Brucella spp., a gram-negative facultative intracellular bacterium, induces chronic infectious disease and is a potential pathogen for bioterrorism. B. abortus, B. melitensis, and B. suis are pathogenic to humans. In contrast, human infections of B. ovis and B. neotomae have not been reported, while B. canis human infections are rare. Although limited genome diversity exists among Brucella spp., these species exhibit host preference and considerable differences in virulence. However, little is known regarding the Brucella genes that contribute to intracellular survival and virulence. Therefore, understanding differences among Brucella species genomes would provide valuable clues to different pathogenic mechanisms of this species. Pathogens can be distinguished from their avirulent counterparts by specific genes or gene clusters in the genome helping to define bacterial pathogenicity. Recently, we developed a microarray of the complete B. melitensis genome sequence, the species highly pathogenic to humans. Hybridization of DNA from other Brucella species to this microarray revealed clusters (islands) in the 16M genome that were missing in the non-virulent species. Included in these islands are ORFs encoding hypothetical proteins, transporters, transposases, and transcriptional regulators that most likely aid successful establishment of Brucella in human infections. The genomic context of these islands suggests horizontal acquisition and variability in virulence and host preference among Brucella species. Now, we will create strategies to determine the importance of these newly identified Brucella genomic islands to bacterial pathogenicity. We hypothesize that genetic information contained within certain of these islands contributes to establishing an intracellular niche and persistence of Brucella within animals. Our long-term goal is to characterize at the molecular level the role of Brucella genes within these genomic islands for their contribution to Brucella pathogenicity and survival. Defining the contributions of genomic islands to Brucella pathogenesis will aid in developing future Brucella vaccines. The following specific aims are proposed:
Aim 1. We will determine the contribution of genomic islands to Brucella pathogenicity. (a) We will delete genomic islands from virulent B. melitensis. (b) We will determine if genomic islands have functional importance for Brucella survival in macrophages.

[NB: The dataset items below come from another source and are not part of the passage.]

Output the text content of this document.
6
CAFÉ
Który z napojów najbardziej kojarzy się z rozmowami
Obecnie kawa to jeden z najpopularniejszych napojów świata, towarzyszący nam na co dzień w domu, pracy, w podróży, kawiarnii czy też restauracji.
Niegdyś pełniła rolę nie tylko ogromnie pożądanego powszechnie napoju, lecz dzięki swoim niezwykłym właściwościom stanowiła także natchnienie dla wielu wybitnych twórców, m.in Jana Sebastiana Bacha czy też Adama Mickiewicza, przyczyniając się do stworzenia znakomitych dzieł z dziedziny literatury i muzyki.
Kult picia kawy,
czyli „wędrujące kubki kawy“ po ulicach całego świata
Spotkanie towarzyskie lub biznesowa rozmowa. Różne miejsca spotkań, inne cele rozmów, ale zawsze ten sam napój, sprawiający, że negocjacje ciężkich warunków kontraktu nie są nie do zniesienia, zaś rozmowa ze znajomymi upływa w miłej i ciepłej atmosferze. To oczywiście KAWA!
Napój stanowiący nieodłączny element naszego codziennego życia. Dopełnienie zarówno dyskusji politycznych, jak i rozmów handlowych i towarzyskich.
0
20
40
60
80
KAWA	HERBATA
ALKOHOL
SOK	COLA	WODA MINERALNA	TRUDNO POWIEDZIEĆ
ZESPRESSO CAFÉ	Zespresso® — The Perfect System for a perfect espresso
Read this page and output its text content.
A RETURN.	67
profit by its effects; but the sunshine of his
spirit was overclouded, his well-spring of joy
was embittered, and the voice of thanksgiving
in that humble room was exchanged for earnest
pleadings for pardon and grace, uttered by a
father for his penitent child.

Aim 2. We will determine persistence and dissemination of mutants in mice. We will compare the in vivo dissemination and persistence of genomic island mutants to virulent B. melitensis using biophotonic imaging in mice.
Aim 3. We will determine gene transcription of B. melitensis and GI mutants in macrophages as well as gene transcription by mammalian cells responding to infection. (a) We will determine transcriptional differences between virulent B. melitensis and GI mutants in macrophages. (b) We will identify differences in macrophage transcription following infection of mutant and virulent Brucella.